寒鋒見狀冷笑一聲,功力催動,風雪澎湃而起,狂風刮得更緊,霜凍以肉眼可見的速度蔓延而上,所到之處,盡成冰淩。轉眼間,整座天宮披霜掛雪,晶瑩剔透,竟整個被凍住了。

寒鋒所發的凍氣比一般冰雪冷上許多,絕非一般人能抵擋,轉瞬間,殿中諸人修為稍差的已成了冰人,剩下少數人苦苦支撐。

天帝見狀,雙掌上舉呈擎天之勢,環環日輪冉冉升起,殿中不知何時不見實景,隻剩下宇宙星河之象。那巨大的日輪越升越高,與鳳凰融為一體,耀出千道光,萬丈熱!接著就見那日輪一變二,二變四,光華耀眼間已變成了十個!竟是上古十日重現!

上古十日的威力足以令世間的一切冰雪消融,赤地千裏!如今這一罕見的奇景在殿中重現,很多人已經目瞪口呆,疑似夢中。瞬時殿中一邊是烈火炙烤,另一邊冰雪霜凍卻還在向四周蔓延,真正是冰火兩重天。

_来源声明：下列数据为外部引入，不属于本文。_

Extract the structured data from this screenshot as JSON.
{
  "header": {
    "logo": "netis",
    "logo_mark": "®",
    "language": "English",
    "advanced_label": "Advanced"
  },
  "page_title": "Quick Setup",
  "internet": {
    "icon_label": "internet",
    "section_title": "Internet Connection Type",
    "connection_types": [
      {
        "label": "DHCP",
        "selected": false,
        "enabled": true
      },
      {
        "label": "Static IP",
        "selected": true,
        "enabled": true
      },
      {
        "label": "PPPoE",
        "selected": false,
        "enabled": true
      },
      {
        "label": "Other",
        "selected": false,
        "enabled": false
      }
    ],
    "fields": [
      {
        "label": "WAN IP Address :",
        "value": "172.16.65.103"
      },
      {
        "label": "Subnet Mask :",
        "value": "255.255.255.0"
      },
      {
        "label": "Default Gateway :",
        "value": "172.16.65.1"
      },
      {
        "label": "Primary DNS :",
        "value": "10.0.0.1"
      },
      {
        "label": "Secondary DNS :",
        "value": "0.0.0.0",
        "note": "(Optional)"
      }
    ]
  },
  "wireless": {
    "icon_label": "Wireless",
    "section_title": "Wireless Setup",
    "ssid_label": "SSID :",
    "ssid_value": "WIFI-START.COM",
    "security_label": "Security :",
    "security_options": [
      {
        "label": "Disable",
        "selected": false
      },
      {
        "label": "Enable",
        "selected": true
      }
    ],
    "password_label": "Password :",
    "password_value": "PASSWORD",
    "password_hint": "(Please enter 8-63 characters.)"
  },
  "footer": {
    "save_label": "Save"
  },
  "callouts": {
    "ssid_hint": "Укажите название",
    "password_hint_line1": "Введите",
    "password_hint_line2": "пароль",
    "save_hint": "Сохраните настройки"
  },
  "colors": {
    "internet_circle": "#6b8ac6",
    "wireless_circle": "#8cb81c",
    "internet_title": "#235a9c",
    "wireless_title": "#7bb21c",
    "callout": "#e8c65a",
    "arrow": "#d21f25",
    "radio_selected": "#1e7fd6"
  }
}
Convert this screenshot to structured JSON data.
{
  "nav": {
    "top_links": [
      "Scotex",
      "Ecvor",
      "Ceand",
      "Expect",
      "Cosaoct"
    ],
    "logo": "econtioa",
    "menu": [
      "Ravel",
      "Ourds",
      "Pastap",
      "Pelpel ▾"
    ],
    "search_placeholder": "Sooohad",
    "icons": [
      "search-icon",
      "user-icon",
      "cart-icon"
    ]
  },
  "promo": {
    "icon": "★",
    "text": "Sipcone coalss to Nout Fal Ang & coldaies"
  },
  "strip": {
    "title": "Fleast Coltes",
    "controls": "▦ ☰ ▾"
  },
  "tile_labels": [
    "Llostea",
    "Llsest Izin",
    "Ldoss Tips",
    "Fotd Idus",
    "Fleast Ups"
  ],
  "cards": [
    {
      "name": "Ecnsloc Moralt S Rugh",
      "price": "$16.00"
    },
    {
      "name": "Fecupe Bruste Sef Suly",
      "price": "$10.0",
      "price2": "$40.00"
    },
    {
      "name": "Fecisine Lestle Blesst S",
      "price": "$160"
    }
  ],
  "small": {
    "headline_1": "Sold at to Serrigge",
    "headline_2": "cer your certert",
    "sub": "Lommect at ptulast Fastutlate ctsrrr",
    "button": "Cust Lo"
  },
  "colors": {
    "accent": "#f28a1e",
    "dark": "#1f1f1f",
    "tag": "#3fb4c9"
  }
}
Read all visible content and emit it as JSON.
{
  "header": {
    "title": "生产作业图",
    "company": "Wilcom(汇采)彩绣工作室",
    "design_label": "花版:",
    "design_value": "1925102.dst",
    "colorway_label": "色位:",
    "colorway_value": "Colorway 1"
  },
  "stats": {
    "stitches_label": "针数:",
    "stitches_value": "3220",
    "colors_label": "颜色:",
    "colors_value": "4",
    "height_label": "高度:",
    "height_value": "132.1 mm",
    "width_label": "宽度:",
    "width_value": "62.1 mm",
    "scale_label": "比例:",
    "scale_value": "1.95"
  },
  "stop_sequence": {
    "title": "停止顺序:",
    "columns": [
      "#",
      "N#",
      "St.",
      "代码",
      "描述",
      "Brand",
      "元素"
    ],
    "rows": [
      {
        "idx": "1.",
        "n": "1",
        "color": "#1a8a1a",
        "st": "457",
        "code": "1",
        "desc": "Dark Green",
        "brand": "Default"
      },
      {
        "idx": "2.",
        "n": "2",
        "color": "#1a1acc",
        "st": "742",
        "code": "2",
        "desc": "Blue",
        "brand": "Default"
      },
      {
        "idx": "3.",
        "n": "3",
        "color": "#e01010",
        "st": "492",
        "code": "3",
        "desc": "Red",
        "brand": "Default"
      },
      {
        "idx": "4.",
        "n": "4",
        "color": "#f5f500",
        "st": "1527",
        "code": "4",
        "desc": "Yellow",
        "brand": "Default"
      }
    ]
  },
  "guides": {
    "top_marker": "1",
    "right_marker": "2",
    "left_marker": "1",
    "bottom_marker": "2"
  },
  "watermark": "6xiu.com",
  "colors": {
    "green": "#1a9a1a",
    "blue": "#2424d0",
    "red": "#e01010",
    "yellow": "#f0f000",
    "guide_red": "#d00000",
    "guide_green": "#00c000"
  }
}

此時,天帝威嚴的聲音再起:“寒鋒,上古十日再現,就是天要亡汝!朕說了朕即天道,這就是證明!如今,汝還有何話說?”寒鋒凜然說道:“你錯了。上古十日本是凶煞,消逝了就是消逝了,不該再現。不存於現世之物,就算勉強挽回,也終要消亡,這才是天道!”

寒鋒的話音剛落,舉劍就向一日刺去,行動間,憑空竟然出現了一條冰霜鋪就的道路,隨著他身形飛縱,延伸向前。眨眼間他到了一日近前,舉劍便刺,隻聽“轟隆”一聲巨響,巨大的日輪破碎,碎片如火球般飛濺而下,又似流星曳出萬道光芒,在地上砸出深坑。眾人紛紛躲避,躲閃不及者發出痛苦哀號。

天帝見狀,雙掌翻動,剩下九日倏忽流轉起來,連成一線,如火圈般把寒鋒三人圍在中央。

寒羽自衝突一起就感覺眼睛有些不夠看。他看著大哥這陣仗,不由得心想:自己以前闖的那些禍實在是小把戲。一直知道自己哥哥厲害,但厲害到何種程度自己也不清楚。現在看來,隻有天下無雙四字才配得。

雖然自己也想幫忙,但明顯輪不上自己伸手,何況身邊龍族族長牢牢將他護住,有些妄想偷襲的都被他隨手打發了。

看著自家兄長轉眼間就破了一日,寒羽高興壞了,正想也開口說幾句抖威風的話,忽然瞅見寒鋒的臉色一白,連忙湊到近前問:“哥哥,你沒事吧?”寒鋒略一調息,擺擺手。

“寒鋒,如何?我知道你有飛誕在手,無鋒能銼。但是用來滅日,總歸勉強。除非射日弓再現,否則如之奈何?你已然受傷,還要再試嗎?”天帝已不見人影,隻有聲音回**在大殿。

寒鋒不語,斜睨著那輪轉不停的九個日輪,眼神卻一點一點變得炙熱。日輪的巨大光輝映在他眼中,如兩簇火焰,熊熊燃燒起來。

“你倒是提醒了我。”說罷,寒鋒手中的長劍倏忽變幻,慢慢變成了一張弓的樣子。那弓的樣式古拙,通體朱紅,有一人多高,立在當場,透著一股上古的森嚴殺氣。周圍立刻有人說道:“射日弓,真是射日弓?這……這不可能,這怎麽可能?”

“好,真是好!”天帝語氣森然,“你是鐵了心要跟我作對到底了。用飛誕化作射日弓,不足就用修為填?哼!箭呢?有了弓,你的箭呢?莫非你還能變出燼陽箭來?”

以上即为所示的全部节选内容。